The Gunners were outclassed by Bayern Munich in the first leg of their last sixteen clash and must now overturn a 3-1 deficit. Very few people expect them to do so and Arsene Wenger’s eight year wait for silverware looks certain to continue. They have been off the pace in the Premier League since the start of the season and will be fighting for their place in the top four, just as they did last year.
For the past two seasons, Wenger has faced a summer of discontent as transfer sagas have rumbled on. Robin Van Persie virtually carried his team last year but eventually left for Manchester United. As expected, he has proved to be impossible to replace and Arsenal have struggled for consistency. They are a good bet to compete in the UEFA Champions League next year but something has to change if they are to become serious challengers.

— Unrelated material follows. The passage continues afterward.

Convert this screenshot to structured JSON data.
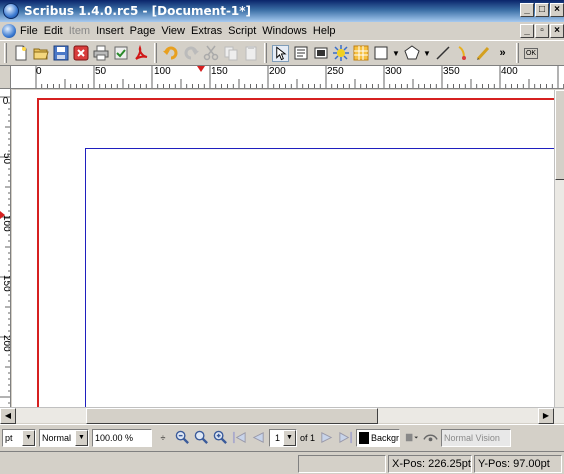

Spurs were denied a place in the Champions League by Chelsea’s victory in the final. It was a devastating blow and may have contributed to the surprising departure of Harry Redknapp. However, they seem to have landed on their feet by replacing him with Andre Villas-Boas. Much-maligned for his short stay at Chelsea, it may simply be that he had an impossible task at Stamford Bridge.
Tottenham are battling in the Europa League and pressing for a top four spot in the Premier League. At present, they do not have a strong enough squad to be considered Champions League contenders but a successful end to the season would presumably bring about some new signings.
There has been a Premiership side in seven of the last eight Champions League finals but is that trend about to change?